There’s one more chance for a home win on Saturday against the Yellow Jackets, and two losses to a fellow bubble team would likely inflict significant damage on Syracuse’s Tournament hopes and force the Orange out of a first-round bye in the conference tournament.
Still, Boeheim insists on pondering only what his team can control.
“I don’t think about that, I’m not concerned about that,” Boeheim said regarding what’s at stake in Saturday’s game. “…We had five games in 15 days … What happens outside of that is not something we have any control of.”

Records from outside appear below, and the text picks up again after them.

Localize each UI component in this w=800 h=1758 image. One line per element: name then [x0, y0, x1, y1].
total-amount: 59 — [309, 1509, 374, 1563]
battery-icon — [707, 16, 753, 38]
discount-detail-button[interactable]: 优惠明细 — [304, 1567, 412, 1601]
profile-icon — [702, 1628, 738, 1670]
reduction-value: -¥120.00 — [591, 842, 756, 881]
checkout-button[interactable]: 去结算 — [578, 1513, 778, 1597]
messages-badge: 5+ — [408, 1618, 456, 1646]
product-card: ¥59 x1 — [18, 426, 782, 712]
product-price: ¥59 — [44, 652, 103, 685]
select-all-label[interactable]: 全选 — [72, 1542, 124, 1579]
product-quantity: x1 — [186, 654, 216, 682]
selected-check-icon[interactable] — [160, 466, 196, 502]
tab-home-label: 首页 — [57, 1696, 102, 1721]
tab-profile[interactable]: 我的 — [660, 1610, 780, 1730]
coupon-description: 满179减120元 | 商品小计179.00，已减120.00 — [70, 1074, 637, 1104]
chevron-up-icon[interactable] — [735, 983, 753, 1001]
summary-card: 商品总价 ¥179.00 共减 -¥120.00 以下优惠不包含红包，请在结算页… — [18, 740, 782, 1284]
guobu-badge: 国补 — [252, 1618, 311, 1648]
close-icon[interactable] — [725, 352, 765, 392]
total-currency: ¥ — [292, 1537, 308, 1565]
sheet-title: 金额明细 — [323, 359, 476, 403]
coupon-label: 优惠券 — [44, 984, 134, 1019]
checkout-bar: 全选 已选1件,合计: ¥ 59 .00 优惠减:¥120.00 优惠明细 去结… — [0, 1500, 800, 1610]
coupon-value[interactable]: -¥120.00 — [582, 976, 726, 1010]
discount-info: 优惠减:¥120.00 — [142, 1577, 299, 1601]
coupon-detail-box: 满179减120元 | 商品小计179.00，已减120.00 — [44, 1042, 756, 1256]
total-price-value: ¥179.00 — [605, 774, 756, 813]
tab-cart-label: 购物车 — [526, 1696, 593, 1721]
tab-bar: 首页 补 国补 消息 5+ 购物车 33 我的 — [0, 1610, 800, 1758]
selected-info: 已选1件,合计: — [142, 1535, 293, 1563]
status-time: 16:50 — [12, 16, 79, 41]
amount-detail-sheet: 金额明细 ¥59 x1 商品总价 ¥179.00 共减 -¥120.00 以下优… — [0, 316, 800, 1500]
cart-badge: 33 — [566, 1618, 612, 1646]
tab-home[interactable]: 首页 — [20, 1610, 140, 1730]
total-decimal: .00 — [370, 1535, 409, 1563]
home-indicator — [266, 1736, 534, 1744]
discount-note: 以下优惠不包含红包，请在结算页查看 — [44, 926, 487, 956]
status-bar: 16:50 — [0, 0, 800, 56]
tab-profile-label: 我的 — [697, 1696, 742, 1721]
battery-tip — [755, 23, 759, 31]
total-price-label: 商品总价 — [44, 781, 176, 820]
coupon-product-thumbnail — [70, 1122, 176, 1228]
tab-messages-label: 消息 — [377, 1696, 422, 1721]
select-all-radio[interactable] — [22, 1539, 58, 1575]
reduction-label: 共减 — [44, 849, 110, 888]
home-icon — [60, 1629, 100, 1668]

Beyond Saturday, the ACC tournament will be one to remember — at least on paper
With the ACC potentially being the deepest conference in college basketball history when it comes to bids in the NCAA Tournament, next week’s five-day event in Brooklyn should be nothing short of entertaining.
Eleven teams are alive for berths in the field of 68, with eight already likely locks. Syracuse, Georgia Tech and Wake Forest could be playing for their inclusion in that group next week, and the Orange will hope to have better fortunes than the first time it visited the Barclays Center this season.
“We’re looking forward to playing in Brooklyn,” Boeheim said. “We played this year already. It should be a great tournament. We’ve got a great league and there will be great teams in New York.”
That Georgia Tech is in NCAA Tournament contention is a ‘modern miracle’
The Yellow Jackets, once picked to finish 14th out of 15 ACC teams, have reeled off enough wins to jump into the NCAA Tournament discussion. Pastner, formerly at the helm of Memphis and in his first year at Georgia Tech, inherited a team with not a single player who averaged more than 5.0 points per game last season. Georgia Tech won eight conference games a year ago, but when Pastner took over in April, he was told by coaches in the league that this was a rebuilding year.
“‘You’re not winning a game in the ACC,’” Pastner was told. “‘You’re not winning. If you do, you’ve got to be prepared to go winless in your first two years. Prepare to go winless in 20 games.’”
But a 75-63 upset over North Carolina in December, followed by a 22-point rout of No. 6 Florida State last month, pushed the Yellow Jackets to the middle of the conference pack. A few days later, they beat No. 14 Notre Dame on a buzzer-beating layup. The unranked Yellow Jackets, who beat Syracuse 71-65 at home on Feb. 19, are now in NCAA Tournament contention. Georgia Tech is an inexperienced team with little depth that could punch a ticket to its first NCAA Tournament since 2010 if it beats Pittsburgh on Tuesday or Syracuse on Saturday.
Pastner said he thinks if Georgia Tech gets a victory this week, it deserves a spot in the Tournament. The Yellow Jackets need to play near-flawless basketball to notch an eighth conference victory, he said. Despite a scoring average of only 68 points per game — 292nd in all of NCAA — GT ranks 20th in field-goal percentage defense. SU shot only 35.7 percent from the field in the teams’ previous meeting.
It’s that defense that has allowed Georgia Tech to stay with top teams in the conference and poke into Tournament discussion with two regular-season games left.
“That we’re even mentioned or even talking about being .500 in probably the greatest year this league has ever had,” Pastner said, “I literally think it’s a modern miracle.”